It’s a question that playwrights and theatre-makers everywhere are constantly considering (and if not, they should be): do I have the right to tell this story?
First shown in 2018 at the Traverse Theatre Edinburgh and written by Glasgow-based, award-winning writer Kieran Hurley, Mouthpiece tackles this question through the portrayal of an unlikely friendship gone wrong. Declan (Lorn Macdonald), a talented young artist struggling with a volatile home life, crosses paths with Libby (Neve McIntosh), a writer who hasn’t put pen to page in years. When he pulls her back from the edge of disaster, they begin to form an uneasy alliance.
Their budding relationship is complicated by class and cultural differences borne of two very different experiences of Edinburgh. Libby sees an opportunity to get her career back on track and return to what she always believed – that art and stories can change the world. And she wants Declan’s story in all of its painful, messy detail.
Hurley’s play is masterfully constructed and written from the heart, offering complex, deeply written characters. As spectators, we find ourselves rooting for them in different ways, despite both exhibiting some deeply unsympathetic behaviour. The text is punctuated by moments in which Libby breaks the fourth wall to explain the “rules” of playwriting to the audience. These moments are cleverly placed and often create a sense of bitter irony in the action that is unfolding.
A kind of narrator-baton is passed between the two characters to share personal moments with the audience. We learn of Declan’s abusive home life and the tender relationship he shares with his 5-year-old sister. Projection (design by Kai Fischer) is used wonderfully to highlight these intimate moments, showing the words of the sister whose voice is never heard.
Macdonald and Mcintosh share a natural on-stage chemistry which is truly gripping from start to finish.
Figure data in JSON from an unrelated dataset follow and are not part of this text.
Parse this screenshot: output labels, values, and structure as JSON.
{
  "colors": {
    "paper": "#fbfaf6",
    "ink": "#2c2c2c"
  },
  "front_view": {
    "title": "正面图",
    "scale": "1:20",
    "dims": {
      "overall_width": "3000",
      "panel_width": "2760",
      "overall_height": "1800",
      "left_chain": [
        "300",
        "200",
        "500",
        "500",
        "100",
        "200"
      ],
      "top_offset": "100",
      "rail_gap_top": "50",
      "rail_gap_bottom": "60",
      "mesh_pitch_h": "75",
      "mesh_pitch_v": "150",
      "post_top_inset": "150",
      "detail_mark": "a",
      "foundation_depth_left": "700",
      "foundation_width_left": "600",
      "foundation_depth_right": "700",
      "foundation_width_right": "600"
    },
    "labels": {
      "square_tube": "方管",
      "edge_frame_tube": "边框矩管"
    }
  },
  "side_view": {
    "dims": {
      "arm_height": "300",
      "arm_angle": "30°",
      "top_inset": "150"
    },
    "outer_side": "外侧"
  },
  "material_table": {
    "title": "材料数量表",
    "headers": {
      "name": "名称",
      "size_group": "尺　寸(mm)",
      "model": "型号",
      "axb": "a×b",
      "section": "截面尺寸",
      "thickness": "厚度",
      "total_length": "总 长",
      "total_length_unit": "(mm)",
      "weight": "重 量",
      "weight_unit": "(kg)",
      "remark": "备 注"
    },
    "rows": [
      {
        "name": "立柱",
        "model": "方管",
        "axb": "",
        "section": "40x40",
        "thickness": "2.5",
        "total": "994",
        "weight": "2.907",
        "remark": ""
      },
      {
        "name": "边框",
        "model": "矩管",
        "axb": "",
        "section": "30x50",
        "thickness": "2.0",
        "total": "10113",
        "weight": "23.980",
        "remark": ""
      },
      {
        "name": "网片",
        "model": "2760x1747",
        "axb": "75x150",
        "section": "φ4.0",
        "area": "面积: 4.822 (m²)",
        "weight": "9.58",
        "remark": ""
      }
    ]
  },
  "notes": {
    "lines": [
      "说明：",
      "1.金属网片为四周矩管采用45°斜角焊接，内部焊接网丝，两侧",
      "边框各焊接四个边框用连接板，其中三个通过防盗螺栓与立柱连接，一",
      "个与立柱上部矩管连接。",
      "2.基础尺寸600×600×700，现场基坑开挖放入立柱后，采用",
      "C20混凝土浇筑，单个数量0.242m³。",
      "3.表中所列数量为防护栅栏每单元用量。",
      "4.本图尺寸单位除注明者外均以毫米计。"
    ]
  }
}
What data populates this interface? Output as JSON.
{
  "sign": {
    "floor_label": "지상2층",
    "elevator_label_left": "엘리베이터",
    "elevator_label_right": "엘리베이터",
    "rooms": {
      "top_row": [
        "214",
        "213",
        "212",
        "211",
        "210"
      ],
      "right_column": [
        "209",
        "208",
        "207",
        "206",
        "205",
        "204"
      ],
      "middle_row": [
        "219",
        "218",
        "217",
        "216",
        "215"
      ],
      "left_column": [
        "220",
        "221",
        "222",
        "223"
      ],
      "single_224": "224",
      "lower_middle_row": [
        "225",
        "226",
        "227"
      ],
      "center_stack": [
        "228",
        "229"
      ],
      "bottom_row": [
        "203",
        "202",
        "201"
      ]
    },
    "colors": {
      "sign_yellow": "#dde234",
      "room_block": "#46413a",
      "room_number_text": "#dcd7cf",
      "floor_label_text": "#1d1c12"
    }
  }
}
Despite the inevitable disintegration of their friendship, there is welcome humour and lightness in their interactions and the differences between their worldviews. Orla O’Loughlin’s direction is subtle and tuned in to the nuances of Hurley’s words, deftly bringing out the politics of the piece.
Libby’s ethical dubiousness and exploitative behaviour is difficult to watch. In a particularly poignant moment, a rock-bottom Declan enters the audience and we are forced to consider our own position on this topic: when does poverty portrayal become poverty porn? What does “voicing the voiceless” really mean?
This play unapologetically delves into questions of class and appropriation which feel more pertinent now than ever before. It says that representation matters. Mouthpiece is political theatre for our time.